Troubleshooting High Utilization On A NetWare Server

  • 3790791
  • 08-Nov-2006
  • 26-Apr-2012

Environment

Novell NetWare 6.5
Novell NetWare 6.0
Novell NetWare 5.1
Novell NetWare 4.12
Novell NetWare Remote Manager

Resolution

Gather information:
What has changed?
Were patches applied recently?
Server rebooted or loss of power?
When did the problem start?
Does the utilization show up immediately or over time?

Narrow the possible causes for the utilization:
Unplug the server from the LAN.
Does the utilization stay?
The troubleshooting process has just been cut in half!

Utilization HIGH when disconnected from the LAN:
  1. Use MONITOR.NLM or NetWare Remote Manager (NoRM) to look at the server threads to see who is using all the CPU time. NetWare Remote Manager will give more information on the process than MONITOR.NLM. If you see a particular NLM as the constant busiest thread then you can guess that the NLM's associated program may be the problem. You can then unload the suspected NLM and see what effect it has on the utilization.
    • MONITOR: Load MONITOR.NLM>Kernel >Busiest Threads?
    • NoRM: https://:8009 >PROFILE/DEBUG (under Diagnose Server) >Watch the threads. Click on the THREAD NAME(s) that appear busiest to look at the stack. Check the stack for NLMs you can unload. If the NLMs appear generic (such as SERVER.NLM) then continue to the next step.

  2. If no relevant information is given in MONITOR.NLM or Portal, then you can "Vanilla” the server by commenting all 3rdparty NLMs and programs that are non essential to server operation (Groupwise, IFolder, Virus scanners, Backup solutions, etc.)

  3. Take the server down and bring it up with -NS (server -ns). Load STARTUP.NCF, loadstage 1, and loadstage 2. Load MONITOR.NLM and view utilization. If utilization is low, then load the next stage check utilization again and load the next stage and so on. This will tell you specifically which stage the utilization is occurring in. Let’s say for example that loadstage 4 caused the utilization to climb to 100%. We would take the server back down, bring it up -NS and do load stages 1-3. Then we would do a list stage 4 and load each line one at a time checking the utilization after each line loaded.

  4. If the server fully loads in the"Vanilla” state with low utilization then you can add the removed NLMs one at a time watching utilization after each one is loaded.

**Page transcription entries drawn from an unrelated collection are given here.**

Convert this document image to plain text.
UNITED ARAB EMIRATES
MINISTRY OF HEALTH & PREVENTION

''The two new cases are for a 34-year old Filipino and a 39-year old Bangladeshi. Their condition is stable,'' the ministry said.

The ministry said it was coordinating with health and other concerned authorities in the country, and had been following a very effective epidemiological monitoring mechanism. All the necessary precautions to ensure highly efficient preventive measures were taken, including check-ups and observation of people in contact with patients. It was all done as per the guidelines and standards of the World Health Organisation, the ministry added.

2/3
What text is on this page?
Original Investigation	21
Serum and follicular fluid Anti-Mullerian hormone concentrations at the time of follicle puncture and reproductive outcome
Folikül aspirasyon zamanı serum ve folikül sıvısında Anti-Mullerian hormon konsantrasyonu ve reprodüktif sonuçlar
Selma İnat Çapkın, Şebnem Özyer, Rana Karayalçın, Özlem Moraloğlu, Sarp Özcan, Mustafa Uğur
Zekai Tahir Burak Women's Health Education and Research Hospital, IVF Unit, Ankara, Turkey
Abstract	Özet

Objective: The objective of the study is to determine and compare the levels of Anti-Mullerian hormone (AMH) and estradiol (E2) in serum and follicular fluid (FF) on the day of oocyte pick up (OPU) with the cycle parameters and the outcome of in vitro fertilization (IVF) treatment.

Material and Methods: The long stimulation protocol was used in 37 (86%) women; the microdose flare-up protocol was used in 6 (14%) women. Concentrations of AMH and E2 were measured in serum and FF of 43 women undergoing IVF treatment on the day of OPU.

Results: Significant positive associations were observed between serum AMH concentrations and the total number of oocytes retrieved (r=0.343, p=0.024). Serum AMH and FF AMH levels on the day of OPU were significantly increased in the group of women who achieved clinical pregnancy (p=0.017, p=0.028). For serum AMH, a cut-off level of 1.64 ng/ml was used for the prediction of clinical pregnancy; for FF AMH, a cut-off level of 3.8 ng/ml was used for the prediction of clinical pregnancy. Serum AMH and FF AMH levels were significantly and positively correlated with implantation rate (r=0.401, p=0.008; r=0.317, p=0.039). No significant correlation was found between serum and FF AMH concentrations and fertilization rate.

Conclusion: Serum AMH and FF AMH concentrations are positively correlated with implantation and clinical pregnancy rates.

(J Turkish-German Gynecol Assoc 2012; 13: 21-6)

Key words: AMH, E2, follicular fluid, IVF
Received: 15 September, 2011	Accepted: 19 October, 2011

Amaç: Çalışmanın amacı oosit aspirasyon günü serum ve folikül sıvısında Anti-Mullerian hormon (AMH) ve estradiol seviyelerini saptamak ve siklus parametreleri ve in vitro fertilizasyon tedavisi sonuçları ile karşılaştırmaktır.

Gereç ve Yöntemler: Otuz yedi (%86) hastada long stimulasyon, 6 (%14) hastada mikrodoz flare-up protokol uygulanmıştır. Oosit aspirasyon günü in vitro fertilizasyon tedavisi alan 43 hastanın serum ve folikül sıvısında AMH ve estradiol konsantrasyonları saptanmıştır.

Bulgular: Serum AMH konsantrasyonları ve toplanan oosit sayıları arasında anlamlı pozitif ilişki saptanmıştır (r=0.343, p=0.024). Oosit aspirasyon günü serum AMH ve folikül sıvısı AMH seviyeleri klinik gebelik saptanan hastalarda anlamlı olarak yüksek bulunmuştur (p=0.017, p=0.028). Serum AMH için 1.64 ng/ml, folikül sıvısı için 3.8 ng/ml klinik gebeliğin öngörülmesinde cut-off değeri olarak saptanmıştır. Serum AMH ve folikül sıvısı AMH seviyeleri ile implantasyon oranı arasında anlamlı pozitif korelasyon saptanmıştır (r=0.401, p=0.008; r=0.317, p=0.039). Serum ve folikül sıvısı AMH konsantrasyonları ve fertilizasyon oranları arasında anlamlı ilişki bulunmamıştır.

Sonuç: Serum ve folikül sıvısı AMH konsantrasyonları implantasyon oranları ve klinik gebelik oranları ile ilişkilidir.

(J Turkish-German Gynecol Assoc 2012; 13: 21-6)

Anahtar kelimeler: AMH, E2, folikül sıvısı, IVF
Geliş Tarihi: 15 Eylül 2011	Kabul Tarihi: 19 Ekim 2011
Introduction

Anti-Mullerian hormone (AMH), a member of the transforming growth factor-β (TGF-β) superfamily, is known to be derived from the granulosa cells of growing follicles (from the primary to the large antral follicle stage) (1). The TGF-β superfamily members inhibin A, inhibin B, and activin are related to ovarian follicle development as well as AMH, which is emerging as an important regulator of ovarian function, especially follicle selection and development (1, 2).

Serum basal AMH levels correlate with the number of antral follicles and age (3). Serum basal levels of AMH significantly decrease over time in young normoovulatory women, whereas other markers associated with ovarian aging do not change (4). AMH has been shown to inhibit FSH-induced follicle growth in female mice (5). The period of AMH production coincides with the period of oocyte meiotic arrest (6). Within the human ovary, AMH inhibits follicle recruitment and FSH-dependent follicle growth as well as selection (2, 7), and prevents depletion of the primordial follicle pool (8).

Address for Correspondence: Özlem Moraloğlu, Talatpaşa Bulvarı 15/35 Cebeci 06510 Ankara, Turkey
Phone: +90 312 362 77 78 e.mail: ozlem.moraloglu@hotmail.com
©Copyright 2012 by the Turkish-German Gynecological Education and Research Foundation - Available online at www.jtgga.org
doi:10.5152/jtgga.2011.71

  5. Some instances may require you to load the entire AUTOEXEC.NCF line by line to determine the cause of the high utilization.
Utilization LOW when disconnected from the LAN:

Troubleshooting NDS High Utilization

  1. Check to see if DS Synchronization is causing the high utilization. To check this do the following: unload DS.NLM and reload DS.NLM *NDB, then SET DSTRACE = !D and open the database. (Users currently connected to the server WILL NOT lose their connections by doing this). If utilization stays low then we know we have heavy DS synchronization traffic.

  2. Troubleshoot bindery requests. SET DSTRACE = +EMU (Emulate Bindery) to track down Bindery calls to NDS which are known to cause high utilization. If there is a lot of information scrolling quickly across the trace screen, there may be a bindery issue.

  3. Check for high valued attributes in DS.DSBROWSE -CV[num], where [num] is the minimum number of multi-values to display. E.g. DSBROWSE -CV1000.Use the search request form and do a normal search. (To find everything with high values, enter * as the name of the object and hit F10.) The log files are found in the directory SYS:\SYSTEM directory and the name is valcnt[num].log

  4. Troubleshoot SVC TYPEID. SET DSTRACE = ON, SET TTF = ON, SET DSTRACE = +DSA, SET DSTRACE = +BUFFERS, Wait 5-10 minutes then SET DSTRACE = OFF, SET TTF = OFF. Next you will want to search the DSTRACE.DBG file for any 603 errors. Generally the -603 error will also report the SVC TYPEID. If you are seeing this problem, the SVC TYPEID will have many instances in the log with the same connection number. You will need to track down the connection and follow the following to workaround/resolve the issue.
Further troubleshooting steps to be added in the future.